Cane nodded then darted the opposite way. Vivian stormed through the halls, corridors and countless empty chambers of the mansion. Seeking and collecting the strange paintings.

Outside, the wild fire had spread through the forest. Multiple dark spheres hovered above the woods. They could be seen from afar, lunging down at the burning trees then launch back at the sky. There were about twenty dark spheres, battling the wild fire.

Karp had made it out unscathed. He ran away from the fire. He didn’t know where he was or where he was headed anymore. All he wanted was to leave the painted world. But the shack was hidden among the trees, by some stream no one could seem to find. As he ran, he heard a strange noise coming from his right, much like a twig snapping.

He stopped to investigate it. Rose emerged from the trees, holding a long sword. Pip was behind her, a dagger in his hand. Slender was nowhere to be seen. Karp looked around him, trying to find a way to escape. Fire crackled behind him. Rose and Pip blocked his way forward.
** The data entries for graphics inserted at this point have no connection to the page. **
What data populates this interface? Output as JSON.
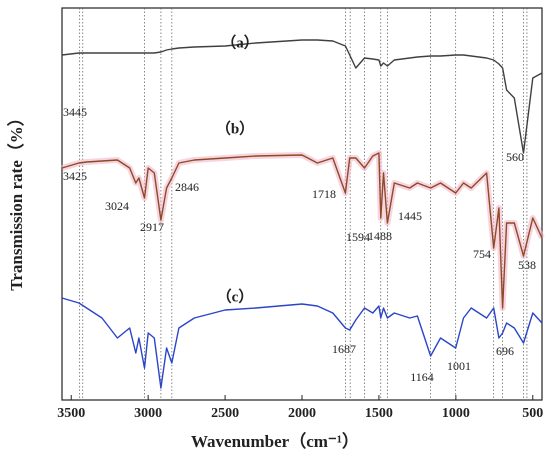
{
  "chart_data": {
    "type": "line",
    "xlabel": "Wavenumber（cm⁻¹）",
    "ylabel": "Transmission rate（%）",
    "xlim": [
      3560,
      440
    ],
    "ylim": [
      0,
      392
    ],
    "xticks": [
      3500,
      3000,
      2500,
      2000,
      1500,
      1000,
      500
    ],
    "x": [
      3560,
      3450,
      3400,
      3300,
      3200,
      3120,
      3080,
      3060,
      3024,
      3000,
      2960,
      2917,
      2880,
      2846,
      2800,
      2700,
      2500,
      2300,
      2000,
      1900,
      1800,
      1718,
      1690,
      1650,
      1594,
      1540,
      1500,
      1488,
      1470,
      1445,
      1400,
      1300,
      1250,
      1164,
      1100,
      1001,
      950,
      900,
      800,
      754,
      720,
      696,
      670,
      620,
      560,
      500,
      440
    ],
    "series": [
      {
        "name": "（a）",
        "color": "#404040",
        "values": [
          345,
          347,
          347,
          347,
          347,
          347,
          347,
          347,
          347,
          347,
          347,
          348,
          350,
          351,
          352,
          353,
          354,
          357,
          360,
          360,
          359,
          354,
          345,
          332,
          342,
          341,
          340,
          334,
          337,
          334,
          340,
          342,
          343,
          344,
          344,
          345,
          345,
          344,
          342,
          340,
          336,
          332,
          310,
          302,
          247,
          322,
          327
        ],
        "peaks": [
          3445,
          560
        ]
      },
      {
        "name": "（b）",
        "color": "#8b4a2a",
        "values": [
          232,
          237,
          238,
          239,
          240,
          232,
          217,
          222,
          202,
          232,
          227,
          180,
          212,
          222,
          237,
          240,
          242,
          244,
          245,
          237,
          242,
          207,
          242,
          242,
          232,
          244,
          247,
          182,
          227,
          177,
          217,
          212,
          217,
          212,
          217,
          207,
          217,
          212,
          227,
          152,
          192,
          92,
          177,
          177,
          144,
          182,
          162
        ],
        "peaks": [
          3425,
          3024,
          2917,
          2846,
          1718,
          1594,
          1488,
          1445,
          754,
          538
        ]
      },
      {
        "name": "（c）",
        "color": "#2a45c8",
        "values": [
          102,
          97,
          92,
          82,
          62,
          72,
          47,
          62,
          32,
          67,
          62,
          12,
          52,
          37,
          72,
          82,
          90,
          92,
          96,
          94,
          87,
          72,
          70,
          80,
          92,
          87,
          94,
          82,
          92,
          82,
          87,
          82,
          84,
          44,
          62,
          52,
          82,
          92,
          82,
          92,
          62,
          67,
          77,
          72,
          57,
          87,
          77
        ],
        "peaks": [
          1687,
          1164,
          1001,
          696
        ]
      }
    ]
  }
}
He suspected Slender to be lurking somewhere in the forest.

“Where’s Stalwart?” Rose asked in her shrill screaming voice. “We only want him. Just tell us where he went.”
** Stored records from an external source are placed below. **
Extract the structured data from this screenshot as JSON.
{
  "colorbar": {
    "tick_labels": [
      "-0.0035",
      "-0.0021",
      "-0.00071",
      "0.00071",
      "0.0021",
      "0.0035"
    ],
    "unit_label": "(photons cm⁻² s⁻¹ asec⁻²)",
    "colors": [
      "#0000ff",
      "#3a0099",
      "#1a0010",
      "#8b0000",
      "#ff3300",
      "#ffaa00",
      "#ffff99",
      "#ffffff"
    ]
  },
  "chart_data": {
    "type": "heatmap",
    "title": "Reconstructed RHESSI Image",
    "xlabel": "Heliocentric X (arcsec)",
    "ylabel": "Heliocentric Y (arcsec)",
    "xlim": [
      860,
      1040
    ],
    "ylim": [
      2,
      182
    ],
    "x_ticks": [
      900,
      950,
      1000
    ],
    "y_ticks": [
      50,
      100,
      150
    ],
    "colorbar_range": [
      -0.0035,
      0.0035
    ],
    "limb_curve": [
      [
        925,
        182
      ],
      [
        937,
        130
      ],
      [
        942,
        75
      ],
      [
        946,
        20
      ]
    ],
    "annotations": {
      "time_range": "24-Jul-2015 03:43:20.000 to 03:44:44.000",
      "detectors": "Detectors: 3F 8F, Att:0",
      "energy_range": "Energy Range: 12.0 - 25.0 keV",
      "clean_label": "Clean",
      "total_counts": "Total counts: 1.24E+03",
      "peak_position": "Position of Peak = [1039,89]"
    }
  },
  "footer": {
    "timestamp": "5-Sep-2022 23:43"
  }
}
“I don’t know,” Karp answered. “We split up soon as those black balls attacked.”

“Then I have no need of you,” Rose announced.

Karp heard something whistling to his right. He turned but didn’t see a thing. In fact, he seemed to have lost his sight. Sharp pain signaled he’d been injured. His hands touched a wooden shaft as he inspected his right eye. An arrow had pierced through his eye. Karp fell to his knees. Another arrow pierced his chest.

The wild fire roared in the distance. The world around the champions seemed to have taken a new orange color. The wild fire roared again, this time louder. Trees burned and the forest seemed to fall to a raging spell that got out of control.

Then the most unexpected thing happened. The world had gone dark all of a sudden. In the sky above, everyone could see a flying lion, roaring as a volcano behind it erupted. Its wings covered the sky, exactly as Myles had told them. There was a visible crack on the silver frames around the painting. A face came and obstructed their vision. Everybody saw him, with his sharp cheekbones and hollowed eyes. Utar was observing them.

He looked at the champions for a short while then retreated, leaving them admiring the flying lion. The canvas floated in the dark sky for a few seconds then disappeared. The forest was back to normal. The floating dark balls hovered above the woods for a short while then disappeared. There was no trace of the wild fire though. Rose, Pip and Slender looked at each other in disbelief.

“Fuck was that?!” Rose whispered. She couldn't tear her eyes from the clear sky.